En près de soixante années de carrière, David Goldblatt est devenu une figure insigne de la photographie documentaire. Pourtant, c’est bien une subjectivité d’artiste qui frappe le spectateur devant chacune des huit séries présentées au Centre Pompidou. Car pour livrer l’Afrique du Sud telle qu’elle est, Goldblatt n’a jamais hésité à réinventer son style selon les situations, convaincu que l’on peut être plus près du vrai en se détachant de ce qu’on voit.
Quand il descend au plus profond des mines par exemple, le photographe se laisse aller au flou et à une sursaturation qui disent l’irréelle dureté des conditions de travail. De même, pour témoigner des conditions de transport des travailleurs noirs vers les villes dont ils sont exclus, il choisit une focale resserrée et un fort vignettage, accentuant la promiscuité à l’intérieur de ces bus de nuit, dans lesquels les corps recroquevillés par la fatigue s’entassent les uns sur les autres.

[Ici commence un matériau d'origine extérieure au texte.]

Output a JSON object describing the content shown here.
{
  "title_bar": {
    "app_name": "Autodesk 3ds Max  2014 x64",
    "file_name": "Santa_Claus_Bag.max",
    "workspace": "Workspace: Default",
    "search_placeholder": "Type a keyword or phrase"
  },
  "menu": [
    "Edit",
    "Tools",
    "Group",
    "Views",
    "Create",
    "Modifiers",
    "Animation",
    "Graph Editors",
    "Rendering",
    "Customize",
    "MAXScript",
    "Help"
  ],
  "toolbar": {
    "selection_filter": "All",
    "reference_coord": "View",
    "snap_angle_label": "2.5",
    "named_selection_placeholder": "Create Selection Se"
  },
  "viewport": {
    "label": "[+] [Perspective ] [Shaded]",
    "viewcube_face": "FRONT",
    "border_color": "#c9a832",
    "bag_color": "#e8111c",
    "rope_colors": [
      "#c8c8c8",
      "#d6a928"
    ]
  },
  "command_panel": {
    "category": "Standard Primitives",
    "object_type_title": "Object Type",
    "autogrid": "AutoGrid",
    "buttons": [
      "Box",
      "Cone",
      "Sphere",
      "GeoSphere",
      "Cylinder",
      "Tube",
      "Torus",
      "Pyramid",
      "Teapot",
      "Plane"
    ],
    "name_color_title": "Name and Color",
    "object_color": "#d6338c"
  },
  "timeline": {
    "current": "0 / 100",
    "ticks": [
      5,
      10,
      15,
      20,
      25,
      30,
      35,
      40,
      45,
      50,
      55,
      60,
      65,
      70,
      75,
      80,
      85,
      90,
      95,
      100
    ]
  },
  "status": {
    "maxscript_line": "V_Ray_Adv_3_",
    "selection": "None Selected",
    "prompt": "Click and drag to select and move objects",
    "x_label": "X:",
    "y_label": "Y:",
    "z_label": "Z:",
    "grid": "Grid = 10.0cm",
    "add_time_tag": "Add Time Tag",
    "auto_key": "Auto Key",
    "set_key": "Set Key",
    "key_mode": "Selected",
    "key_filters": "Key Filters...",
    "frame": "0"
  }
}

Mais le bouleversement formel le plus saisissant est bien celui qui fait passer ses photos des contrastes irréconciliables du noir et blanc (du temps de l’apartheid), à la couleur (une fois celui-ci aboli). Goldblatt n’en reste pas moins lucide sur les vestiges de cette politique dans l’Afrique du Sud contemporaine. On peut d’ailleurs voir, entendre et lire le photographe s’exprimer à ce sujet tout au long de l’exposition. Une installation qui semble tomber sous le sens tant elle nous apprend, et qui demeure assez rare pour être soulignée.